As origens da medicina defensiva não se relacionam com a fidelidade ao que se crê suficiente, ao bastante moral da boa-fé quanto ao que se faz. Elas transcendem o sentido interno de obrigação do médico com a aplicação do estado da arte.

A medicina defensiva é impulsionada pelo receio com possibilidades perturbadoras, pela ansiedade sobre avessos de resultados, pela inquietação com caleidoscópicos “perigos” vindos de fora e que encontram terreno propício em inseguranças profissionais e em indeterminações, imprecisões e complexidades tecnocientíficas da medicina.
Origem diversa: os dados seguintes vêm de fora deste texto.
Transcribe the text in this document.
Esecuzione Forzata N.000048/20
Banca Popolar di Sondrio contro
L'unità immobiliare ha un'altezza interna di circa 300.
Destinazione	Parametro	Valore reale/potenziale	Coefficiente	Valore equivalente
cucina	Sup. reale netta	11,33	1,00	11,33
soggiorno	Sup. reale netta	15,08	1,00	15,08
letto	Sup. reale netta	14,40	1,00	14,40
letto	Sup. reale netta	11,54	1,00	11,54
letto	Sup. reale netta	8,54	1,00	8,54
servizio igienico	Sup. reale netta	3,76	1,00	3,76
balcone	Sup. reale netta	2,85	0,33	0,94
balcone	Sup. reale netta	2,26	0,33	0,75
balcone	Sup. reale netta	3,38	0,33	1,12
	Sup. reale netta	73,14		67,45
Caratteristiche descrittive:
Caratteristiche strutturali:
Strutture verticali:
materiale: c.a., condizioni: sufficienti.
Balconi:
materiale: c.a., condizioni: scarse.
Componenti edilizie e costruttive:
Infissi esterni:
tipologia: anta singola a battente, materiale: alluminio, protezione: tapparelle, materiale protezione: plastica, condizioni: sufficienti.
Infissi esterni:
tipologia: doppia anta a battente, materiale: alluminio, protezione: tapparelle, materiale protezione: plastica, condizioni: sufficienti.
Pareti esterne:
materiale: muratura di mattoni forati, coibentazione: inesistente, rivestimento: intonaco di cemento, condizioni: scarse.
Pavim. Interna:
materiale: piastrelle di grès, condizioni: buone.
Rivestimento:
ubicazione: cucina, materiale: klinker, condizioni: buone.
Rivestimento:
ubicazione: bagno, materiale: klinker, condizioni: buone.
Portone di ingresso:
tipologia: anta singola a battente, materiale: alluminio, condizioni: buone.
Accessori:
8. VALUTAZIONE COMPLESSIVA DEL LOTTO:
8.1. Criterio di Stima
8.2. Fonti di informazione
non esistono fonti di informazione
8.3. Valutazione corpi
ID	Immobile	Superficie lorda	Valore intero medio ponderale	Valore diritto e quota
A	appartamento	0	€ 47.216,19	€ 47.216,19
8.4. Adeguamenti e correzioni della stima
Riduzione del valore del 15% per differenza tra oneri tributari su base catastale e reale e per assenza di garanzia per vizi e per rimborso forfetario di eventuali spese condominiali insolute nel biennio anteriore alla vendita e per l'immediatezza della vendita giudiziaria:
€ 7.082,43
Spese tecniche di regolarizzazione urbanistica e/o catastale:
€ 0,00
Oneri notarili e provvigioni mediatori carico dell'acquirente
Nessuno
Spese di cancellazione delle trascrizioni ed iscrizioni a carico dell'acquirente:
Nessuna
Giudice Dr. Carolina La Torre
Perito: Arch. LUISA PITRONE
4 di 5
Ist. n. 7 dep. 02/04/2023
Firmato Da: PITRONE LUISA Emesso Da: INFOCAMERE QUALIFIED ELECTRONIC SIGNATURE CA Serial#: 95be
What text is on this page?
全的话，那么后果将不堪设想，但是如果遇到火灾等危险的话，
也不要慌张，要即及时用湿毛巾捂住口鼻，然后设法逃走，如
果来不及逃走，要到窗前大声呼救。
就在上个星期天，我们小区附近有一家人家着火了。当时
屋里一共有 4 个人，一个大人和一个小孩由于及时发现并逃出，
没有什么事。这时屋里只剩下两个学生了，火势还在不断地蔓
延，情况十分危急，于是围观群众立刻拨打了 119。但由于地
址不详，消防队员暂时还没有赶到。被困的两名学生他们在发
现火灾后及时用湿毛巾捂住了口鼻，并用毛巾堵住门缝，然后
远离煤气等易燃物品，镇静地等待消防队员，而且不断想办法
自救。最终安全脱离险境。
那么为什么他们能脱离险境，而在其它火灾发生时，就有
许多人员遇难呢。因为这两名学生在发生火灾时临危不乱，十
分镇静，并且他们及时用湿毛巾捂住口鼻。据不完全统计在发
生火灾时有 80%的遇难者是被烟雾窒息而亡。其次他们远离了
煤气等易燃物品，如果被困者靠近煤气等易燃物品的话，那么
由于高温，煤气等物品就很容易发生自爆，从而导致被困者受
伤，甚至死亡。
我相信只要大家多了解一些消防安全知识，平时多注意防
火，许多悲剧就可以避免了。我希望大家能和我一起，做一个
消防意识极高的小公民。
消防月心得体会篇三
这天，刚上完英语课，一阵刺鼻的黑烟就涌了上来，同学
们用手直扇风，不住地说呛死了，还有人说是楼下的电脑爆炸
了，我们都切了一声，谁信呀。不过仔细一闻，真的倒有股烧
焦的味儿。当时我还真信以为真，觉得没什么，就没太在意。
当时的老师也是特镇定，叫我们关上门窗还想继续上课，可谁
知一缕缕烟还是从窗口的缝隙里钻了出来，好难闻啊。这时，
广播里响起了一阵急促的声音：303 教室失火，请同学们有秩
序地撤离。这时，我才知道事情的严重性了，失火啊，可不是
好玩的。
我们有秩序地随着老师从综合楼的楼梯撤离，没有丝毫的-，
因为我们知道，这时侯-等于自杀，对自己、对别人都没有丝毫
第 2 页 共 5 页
Em português claro, medicina defensiva nutre-se do temor de ser processado por alegações de má-prática profissional. Como dito por François de La Rochefoucauld (1613-1680) O orgulho não quer dever e o amor-próprio não quer pagar.

Por mais que haja a convicção clínica, em se tratando de biologia é sempre necessário deixar uma abertura para a dúvida, ensinamento eterno no ecossistema da beira do leito. A conjugação ao Sempre Alerta do escotismo, ao vai que popular, ao provérbio seguro morreu de velho. Num ponto maior, eclodiu a medicina defensiva. É clássico o médico no caso seguinte a de uma experiência de mau resultado desejar se valer de mais salvaguardas, a questão é justamente a dimensão das providências.

O termo medicina defensiva não costuma cair bem em vários ambientes do exercício da medicina pela conotação de “exagero preventivo”, consumo desnecessário de recursos, por exemplo, por excesso de solicitação de exames complementares para reafirmar observâncias ou eliminar possibilidades de inobservâncias clínicas. É o positivo da prudência e do zelo de certa forma sentido como não-imprudência e não-negligência.

O termo medicina defensiva representa incertezas “compulsivas” sobre suficiências da correta aplicação da prudência na tomada de decisão e do zelo na aplicação do consentido, em que contam muito inevitáveis posturas divergentes pela pluralidade da condição humana, especialmente quando ocorrem frustrações de expectativas do paciente/familiar. O sentimento de percorrer uma corda-bamba a qualquer momento agitada por circunstâncias e circunstantes estimula contar e recorrer a uma rede de proteção nomeada como medicina defensiva.

Há 55 anos quando me graduei em medicina, a rede de proteção numa suspeita clínica de pneumonia era anamnese detalhada e ausculta e percussão dos pulmões, mais uma radiografia do tórax. Atualmente, reduziu-se a confiança nestes métodos muito embora uma pneumonia não tenha mudado na expressão propedêutica e imagens mais sofisticadas são exigidas. Deu-se uma contaminação da desconfiança nos métodos “primitivos” que levou a hierarquizar que avaliações negativas têm chances de um falso-negativo, assim exigente de uma propedêutica “mais profunda”, “biopsiante”.

Certo? Errado? Na habitual falta de unanimidade sobre o tema, a Bioética prefere avaliar o leque de decorrências com imparcialidade.